しかし、年をとって季節を楽しみ、あちこち旅をしたりする様になると、夏が終わり、ようやく秋の彼岸の頃になると、必ずどこかで曼珠沙華を見かける様になり、その名前と強い個性が嫌でも彼岸と結びつき、秋の彼岸は自然と曼珠沙華に結びつけられてしまうのであった。
もうどこであったかも思い出されないが、辺鄙な土地の思わぬ寂れたお寺の庭に、いっぱい曼珠沙華が咲いていてびっくりさせられたこともあったし、琵琶湖の湖畔の松林でも、すば
らしい曼珠沙華の群生に出会したことも忘れられない。
そんな遠くの思い出でなくとも、私に住んでいる池田でも、五月山の麓の駐車場の近くの広場の周辺にも、真っ赤な曼珠沙華の群生があるし、南の方のテニス場の近くの野道にも群生しているのが見られる。絹延橋の近くの色々な季節の花を終えている間にも、この花まで揃っていた。

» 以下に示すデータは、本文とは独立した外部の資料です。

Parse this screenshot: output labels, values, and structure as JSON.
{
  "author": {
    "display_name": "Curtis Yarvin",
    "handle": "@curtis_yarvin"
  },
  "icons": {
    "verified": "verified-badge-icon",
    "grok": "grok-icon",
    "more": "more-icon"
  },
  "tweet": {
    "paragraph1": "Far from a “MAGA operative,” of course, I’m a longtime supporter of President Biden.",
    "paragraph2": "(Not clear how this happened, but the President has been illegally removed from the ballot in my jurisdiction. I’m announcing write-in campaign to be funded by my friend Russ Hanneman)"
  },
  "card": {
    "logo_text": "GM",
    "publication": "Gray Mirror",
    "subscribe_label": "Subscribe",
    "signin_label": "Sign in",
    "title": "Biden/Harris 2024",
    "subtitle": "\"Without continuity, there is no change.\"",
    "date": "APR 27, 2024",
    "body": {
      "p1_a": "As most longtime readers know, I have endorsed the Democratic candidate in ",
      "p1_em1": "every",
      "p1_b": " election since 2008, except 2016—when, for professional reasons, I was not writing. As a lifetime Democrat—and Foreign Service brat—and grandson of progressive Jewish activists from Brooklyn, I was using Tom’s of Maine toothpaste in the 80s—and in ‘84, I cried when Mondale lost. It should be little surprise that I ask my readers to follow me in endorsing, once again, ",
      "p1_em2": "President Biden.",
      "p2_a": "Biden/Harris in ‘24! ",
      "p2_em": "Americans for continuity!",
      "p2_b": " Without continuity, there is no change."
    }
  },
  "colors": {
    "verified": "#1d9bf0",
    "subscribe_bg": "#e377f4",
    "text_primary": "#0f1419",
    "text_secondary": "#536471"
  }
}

また興味深かったのは、私の家の近くの高架下の駐車場に置かれた植物用か何かのポットの様な所に、場違いのような3〜4本の曼珠沙華が見事に咲いているのをを見つけたことがあり、こんな所に咲いた彼岸花の由緒来歴を知りたいものだと思ったこともあったが、次の年からはもう全く見られなかったこともあった。
葉の成長より早く茎を伸ばし、頂上にお椀の様な、妖艶とも言えそうな毒々しい独特の花冠を備えた彼岸花は、なるほど曼珠沙華として仏教に関わるものとして見るに相応しい様な気がする。元々曼珠沙華は仏教の蓮に由来し、マンジュシャカといのは赤色を指しているとかである。
今朝は大分涼しくなったので、朝の散歩の機会に、少し足を伸ばして、五月山の麓の彼岸花を見に行った、これで今年の秋のお彼岸も無事済んだ様な気になった。